Denis Cohen (1952)

Cantate (1982)

pour deux voix de femme et ensemble

  • Informations générales
    • Date de composition : 1982
    • Durée : 18 mn
    • Éditeur : Nodus, Paris
    • Commande: Ministère de la Culture pour l'Ensemble 2e2m
    • Livret (détail, auteur) :

      Georg Webern, Entweder, man versteht Worte...

Effectif détaillé
  • solistes : 1 soprano solo, 1 mezzo-soprano solo
  • 1 clarinette (aussi 1 clarinette en mib), 1 basson (aussi 1 contrebasson), 1 cor, 1 trompette, 1 trombone, 2 percussionniste, 1 harpe, 1 piano (aussi 1 orgue électrique), 1 alto, 1 contrebasse

Information sur la création

  • 15 March 1983, Paris, Centre Georges Pompidou, par Evelyne Razumowski : soprano, Marie-Claude Vallin : mezzo, l'ensemble 2e2m, direction : Denis Cohen.

Note de programme

L'utilisation d'un texte et de la voix chantée (ou parlée) dans une trame musicale peut obéir à deux modèles opposés mais complémentaires : d’un jeu « théâtral » – pouvant soutenir un sens, une information relativement pauvre (par exemple les opéras véristes) – à un jeu extrêmement subtil – le sens nécessitant un réseau de relations très riche et jouant sur l’ambiguïté d'un système constitué (par exemple certains lieders de Schubert) –, s'inscrivent de nombreuses réalisations qui (se) servent plus ou moins (de) l'information contenue dans une parole.

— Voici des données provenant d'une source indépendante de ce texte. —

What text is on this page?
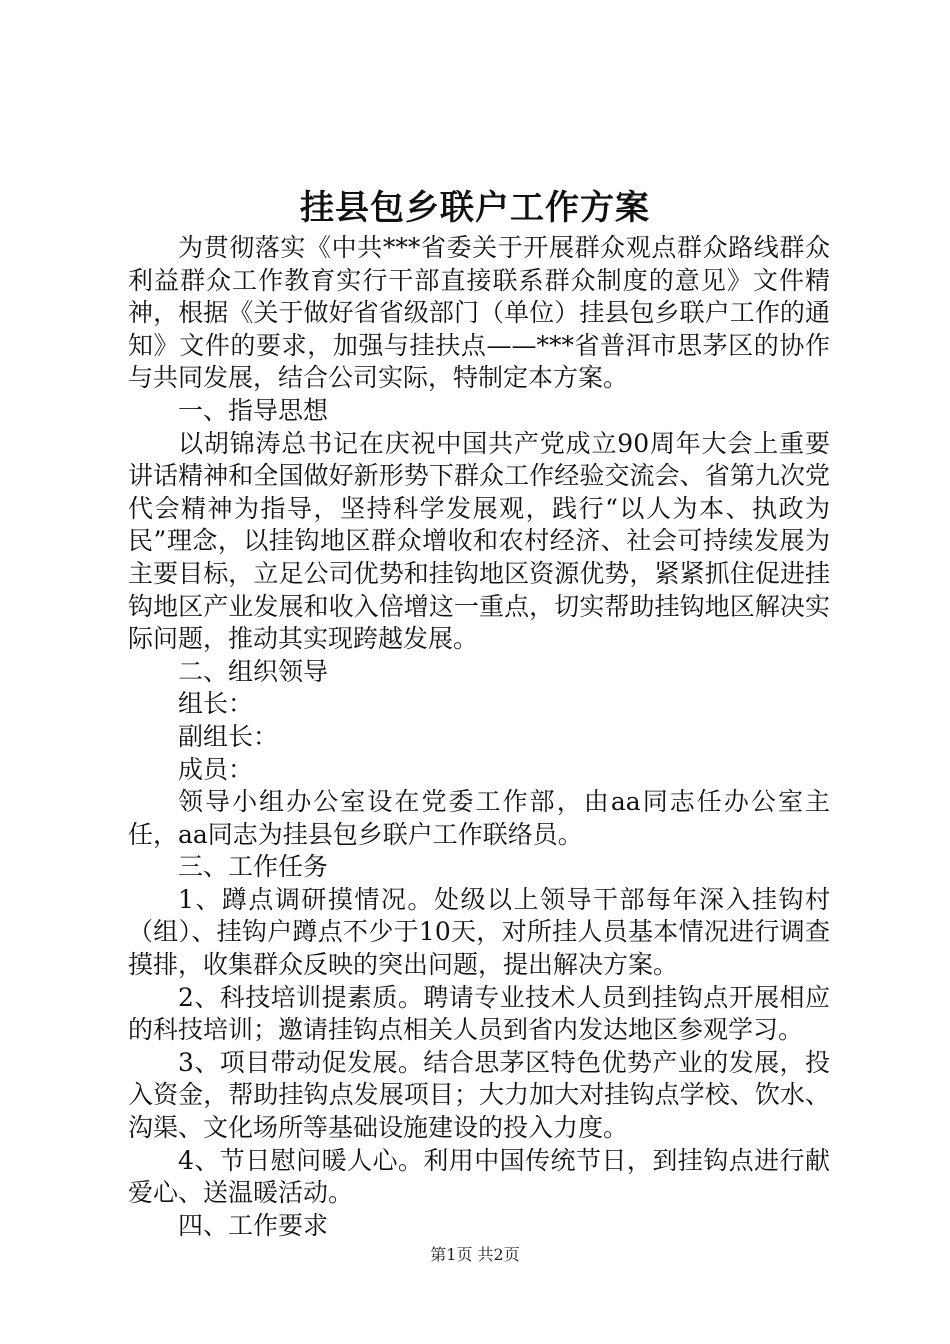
挂县包乡联户工作方案

为贯彻落实《中共***省委关于开展群众观点群众路线群众利益群众工作教育实行干部直接联系群众制度的意见》文件精神，根据《关于做好省省级部门（单位）挂县包乡联户工作的通知》文件的要求，加强与挂扶点——***省普洱市思茅区的协作与共同发展，结合公司实际，特制定本方案。

一、指导思想

以胡锦涛总书记在庆祝中国共产党成立90周年大会上重要讲话精神和全国做好新形势下群众工作经验交流会、省第九次党代会精神为指导，坚持科学发展观，践行“以人为本、执政为民”理念，以挂钩地区群众增收和农村经济、社会可持续发展为主要目标，立足公司优势和挂钩地区资源优势，紧紧抓住促进挂钩地区产业发展和收入倍增这一重点，切实帮助挂钩地区解决实际问题，推动其实现跨越发展。

二、组织领导

组长：

副组长：

成员：

领导小组办公室设在党委工作部，由aa同志任办公室主任，aa同志为挂县包乡联户工作联络员。

三、工作任务

1、蹲点调研摸情况。处级以上领导干部每年深入挂钩村（组）、挂钩户蹲点不少于10天，对所挂人员基本情况进行调查摸排，收集群众反映的突出问题，提出解决方案。

2、科技培训提素质。聘请专业技术人员到挂钩点开展相应的科技培训；邀请挂钩点相关人员到省内发达地区参观学习。

3、项目带动促发展。结合思茅区特色优势产业的发展，投入资金，帮助挂钩点发展项目；大力加大对挂钩点学校、饮水、沟渠、文化场所等基础设施建设的投入力度。

4、节日慰问暖人心。利用中国传统节日，到挂钩点进行献爱心、送温暖活动。

四、工作要求

第1页 共2页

Dans cette « cantate », c'est la construction interne de chaque strophe, le verbe et ses intentions, ses résonances, qui a stimulé un choix d'écriture.

J'ai exploité dans cette œuvre ce que j'avais appelé « ambitus de temps » dans le concerto de chambre Transmutations ; chaque séquence observe un rapport de durée et de tempo déterminé, mais, au lieu que ces tempi et durées soient dans une relation d'or permutée par deux (Transmutations), ils sont ici choisis en fonction de l'espace suggéré par le texte, le lieu réclamé par le poème. Il s'agit en quelque sorte d'une hyper-permutation de rapports d'or. Ceci donne lieu à des séquences parfois de même durée, mais de vitesses, de pulsations différentes ; certains évènements étant troués, filtrés par ce paramètre « vitesse ».

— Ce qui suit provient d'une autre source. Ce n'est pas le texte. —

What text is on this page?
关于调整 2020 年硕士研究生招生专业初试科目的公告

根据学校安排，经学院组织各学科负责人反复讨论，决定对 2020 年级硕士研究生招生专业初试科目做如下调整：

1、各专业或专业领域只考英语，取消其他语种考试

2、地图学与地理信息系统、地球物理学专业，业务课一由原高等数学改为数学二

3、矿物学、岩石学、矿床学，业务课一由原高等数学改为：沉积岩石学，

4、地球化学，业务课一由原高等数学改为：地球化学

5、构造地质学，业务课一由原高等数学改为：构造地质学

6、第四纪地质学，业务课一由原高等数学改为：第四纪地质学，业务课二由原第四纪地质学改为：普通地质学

La dimension directionnelle du déroulement (son anticipation possible dans le temps) est donc totalement déterminée par l'ordonnancement du texte ; certaines structures en arrière-plan dans le « poème écrit » apparaîtront plus en avant dans la réalisation musicale.

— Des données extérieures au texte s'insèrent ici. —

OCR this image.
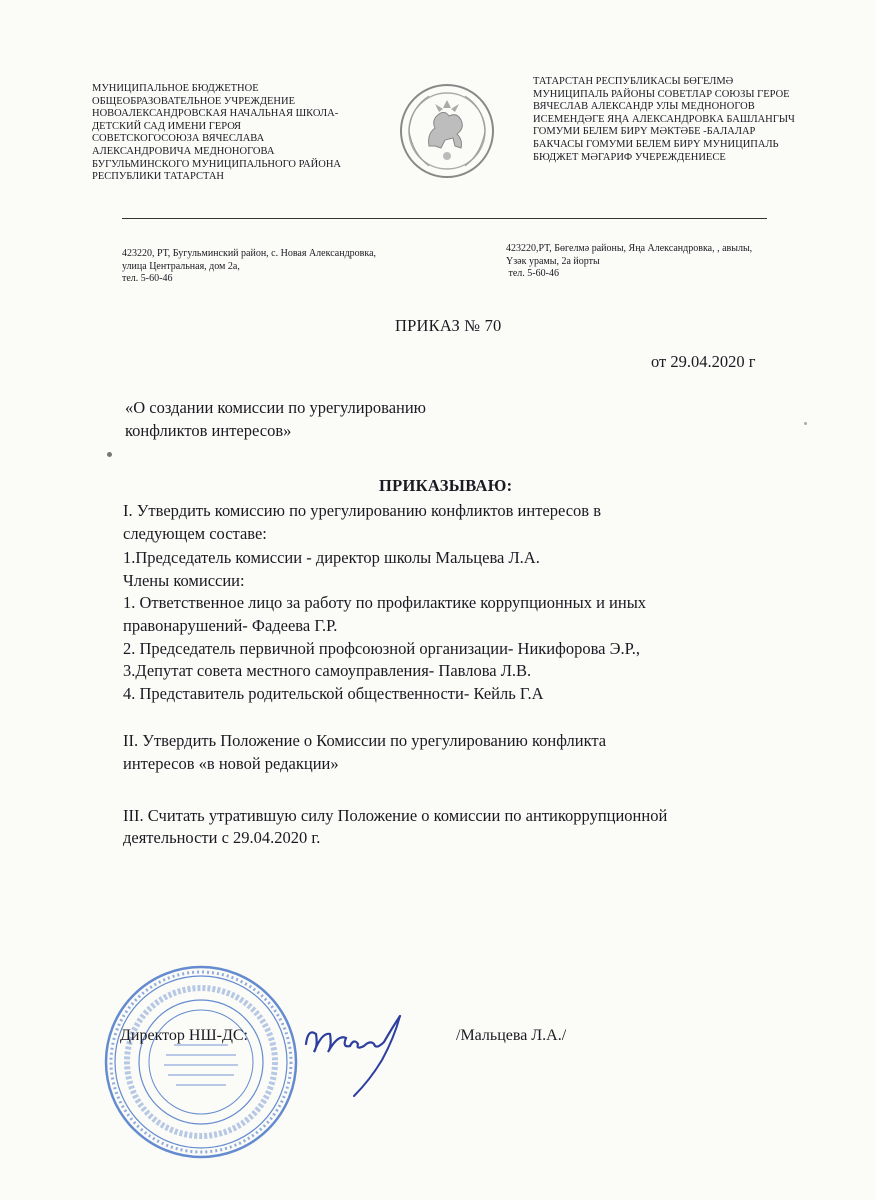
МУНИЦИПАЛЬНОЕ БЮДЖЕТНОЕ
ОБЩЕОБРАЗОВАТЕЛЬНОЕ УЧРЕЖДЕНИЕ
НОВОАЛЕКСАНДРОВСКАЯ НАЧАЛЬНАЯ ШКОЛА-
ДЕТСКИЙ САД ИМЕНИ ГЕРОЯ
СОВЕТСКОГОСОЮЗА ВЯЧЕСЛАВА
АЛЕКСАНДРОВИЧА МЕДНОНОГОВА
БУГУЛЬМИНСКОГО МУНИЦИПАЛЬНОГО РАЙОНА
РЕСПУБЛИКИ ТАТАРСТАН
ТАТАРСТАН РЕСПУБЛИКАСЫ БӨГЕЛМӘ
МУНИЦИПАЛЬ РАЙОНЫ СОВЕТЛАР СОЮЗЫ ГЕРОЕ
ВЯЧЕСЛАВ АЛЕКСАНДР УЛЫ МЕДНОНОГОВ
ИСЕМЕНДӘГЕ ЯҢА АЛЕКСАНДРОВКА БАШЛАНГЫЧ
ГОМУМИ БЕЛЕМ БИРҮ МӘКТӘБЕ -БАЛАЛАР
БАКЧАСЫ ГОМУМИ БЕЛЕМ БИРҮ МУНИЦИПАЛЬ
БЮДЖЕТ МӘГАРИФ УЧЕРЕЖДЕНИЕСЕ
423220, РТ, Бугульминский район, с. Новая Александровка,
улица Центральная, дом 2а,
тел. 5-60-46
423220,РТ, Бөгелмә районы, Яңа Александровка, , авылы,
Үзәк урамы, 2а йорты
тел. 5-60-46
ПРИКАЗ № 70
от 29.04.2020 г
«О создании комиссии по урегулированию
конфликтов интересов»
ПРИКАЗЫВАЮ:

I. Утвердить комиссию по урегулированию конфликтов интересов в

следующем составе:

1.Председатель комиссии - директор школы Мальцева Л.А.

Члены комиссии:

1. Ответственное лицо за работу по профилактике коррупционных и иных

правонарушений- Фадеева Г.Р.

2. Председатель первичной профсоюзной организации- Никифорова Э.Р.,

3.Депутат совета местного самоуправления- Павлова Л.В.

4. Представитель родительской общественности- Кейль Г.А

II. Утвердить Положение о Комиссии по урегулированию конфликта

интересов «в новой редакции»

III. Считать утратившую силу Положение о комиссии по антикоррупционной

деятельности с 29.04.2020 г.

Директор НШ-ДС:	/Мальцева Л.А./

D’autre part, il y a dans ce texte une constante structurelle qui frappe dès la première ligne : « Entweder oder » (« ou bien... ou bien »), c’est-à-dire une alternance noir/blanc, rapidement, sec/résonnant etc. qui modèle le sens du début à la fin. Cette opposition est présentée musicalement d'abord de manière très simple au début de l’œuvre (phrases très découpées aux cuivres et percussions d'une part, évènements plus souple, identité plus harmonique au piano et harpe d'autre part (couple sec/résonnant) et débouche plus tard sur une réalisation simultanée de cette alternative par la superposition de deux tempi (et donc de deux groupes instrumentaux) différents (Aus jovialität, als auch ...., von klugheit... von sich selbst).

D'autres formes obliques ou décalées servent également à donner espace au sens des mots, leurs respirations devant s'imbriquer en retour dans le contexte musical.

L'identité musicale est axée ici non sur une polarisation permanente (rôle du thématisme ou même des motifs mélodiques qui « tissent » le temps), mais sur toutes les composantes mises en jeu à l'instant même de l'énonciation du texte poético-musical, de telle sorte que les matériaux « théoriquement équiprobables » seront déduits au cours de la composition ; seront éliminés certains éléments, d'autres transformés. La polarité d'un quelconque paramètre sera appariée à une idée matrice du texte.

L'éventuelle fusion poème/musique est à chercher dans le flux du sens, le moteur du verbe, davantage que dans la réalisation, ici aphoristique, de l'intention poétique, la traduction française ne pouvant en donner qu'une approximation.